Maraş merkezli depremlerde on binlerce insan hayatını kaybetti, binlercesi yer değiştirdi. Üstelik deprem bölgesi Türkiye’nin seçmen nüfusunun yüzde 15’ini karşılıyor. Yaşamını kaybedenlerin kimliğine dair belirsizlik kısmen sürüyor, yer değiştirenlerin oy kullanma durumuna dair sorular var. Siz deprem bölgesi için özel bir çalışma yapıyor musunuz?
Listeler belli olduktan sonra Altılı Masa olarak bir araya geldiğimizde bu konuya dair bir gündem oluşturacağız. Dışarıya göç etmiş ve kaydını almamış olanları tespit ettikten sonra bu vatandaşların kendi seçim bölgelerinde oy kullanabilmeleri için bir lojistik destek sağlayacağız. Yüksek Seçim Kurulu ile de görüştük. Sandık bölgelerinde bir sıkıntı olmayacak. Bir okul yıkılmışsa bile oraya bir konteyner kurularak işlemler gerçekleştirilecek. Sandık bölgelerinin birleştirilmesi ise zaten seçimlere bir ay kala o ilin valisi tarafından verilecek bir karar. Bunlar netleştikten sonra bütün motivasyonumuz oradan göç etmiş ama kaydını aldırmamış seçmeni götürüp bölgesinde oy kullandırmak olacak. Yine ikametgahını buraya aldırmış olanlara ayrı bir ekip kuruyoruz ve bulundukları adreslerde ziyaret ediyoruz. Ama bu çalışmayı şu an sadece DEVA Partisi çatısı altında yapıyoruz.
Peki hayatını kaybetmiş ve kayıtlara geçmemiş vatandaşlar…

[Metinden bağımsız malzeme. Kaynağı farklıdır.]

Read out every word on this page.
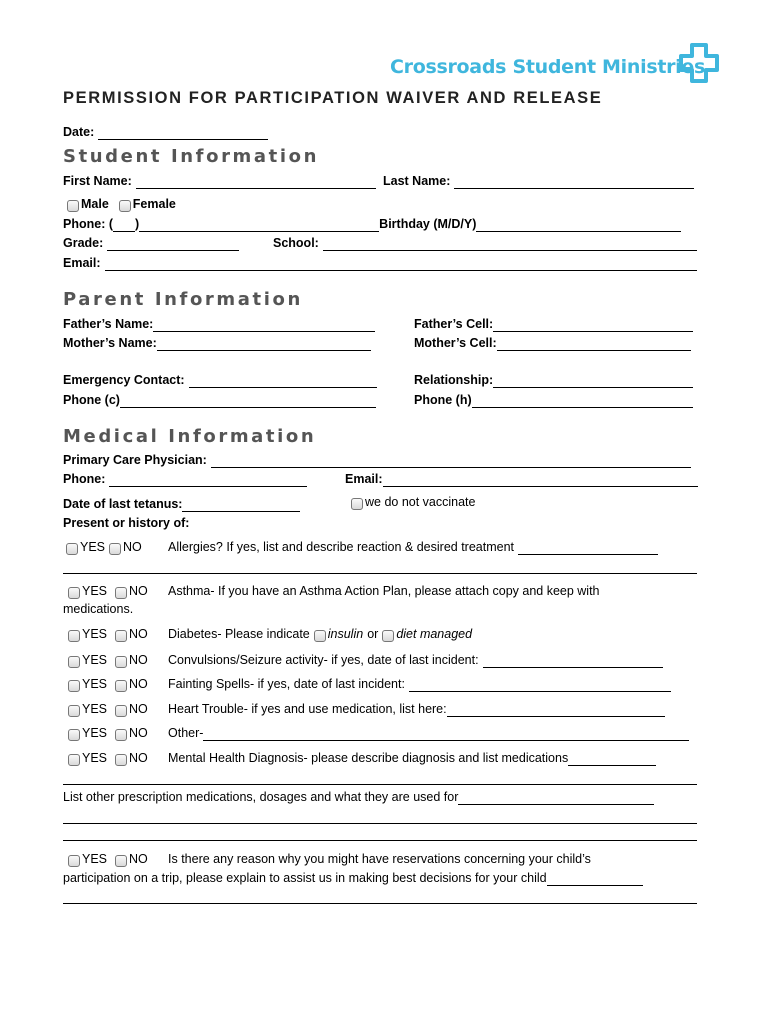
Crossroads Student Ministries
PERMISSION FOR PARTICIPATION WAIVER AND RELEASE
Date:
Student Information
First Name:	Last Name:
Male Female
Phone: ( )	Birthday (M/D/Y)
Grade:	School:
Email:
Parent Information
Father’s Name:	Father’s Cell:
Mother’s Name:	Mother’s Cell:
Emergency Contact:	Relationship:
Phone (c)	Phone (h)
Medical Information
Primary Care Physician:
Phone:	Email:
Date of last tetanus:	we do not vaccinate
Present or history of:
YES NO Allergies? If yes, list and describe reaction & desired treatment
YES NO Asthma- If you have an Asthma Action Plan, please attach copy and keep with
medications.
YES NO Diabetes- Please indicate insulin or diet managed
YES NO Convulsions/Seizure activity- if yes, date of last incident:
YES NO Fainting Spells- if yes, date of last incident:
YES NO Heart Trouble- if yes and use medication, list here:
YES NO Other-
YES NO Mental Health Diagnosis- please describe diagnosis and list medications
List other prescription medications, dosages and what they are used for
YES NO Is there any reason why you might have reservations concerning your child’s
participation on a trip, please explain to assist us in making best decisions for your child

Sandık kurulları boş bırakılırsa, ciddi anlamda sıkıntı olur. Öncelikle sandık kurullarındaki görevlilerimizi iyi eğitmemiz lazım. Şu bir gerçek, deprem bölgesinde vefat edip, ölüm kaydı alınmadan, nüfustan düşürülmeden gömülen ciddi sayıda insan var. Bunların yerine oy kullanmak isterler mi? Fırsatını bulurlarsa oy kullanmak isterler. Bu sebeple seçim günü sabah saat 6.30’da müşahitlerimizin de sandık görevlilerimizin de sandık bölgesinde olması gerek. Sandık kurulu oluştuktan sonra oy kullanma işlemi bitinceye kadar bu görevliler çok dikkatli ve itinalı hareket etmeliler. Yine teşkilatlarımızdan, ölmüş olup da nüfusta kaydı düşürülmemiş olanları sandık listeleri kesinleştikten sonra tespit edip orada görev yapan müşahitlerimize isimlerini işaretletmelerini istiyoruz. O isimler işaretlendikten sonra yerlerine birinin oy kullanması söz konusu olamaz. Ama dikkatli bir takip olmazsa her yolu deneyebilirler. Çünkü ahlaki üstünlüklerini kaybettiler. Altı siyasi parti yan yana gelmiş, güçlendirilmiş parlamenter sistemi isteyen ve seçimlere girecek 8-10 tane siyasi parti var. Sandıklarda önlemlerimizi almalıyız.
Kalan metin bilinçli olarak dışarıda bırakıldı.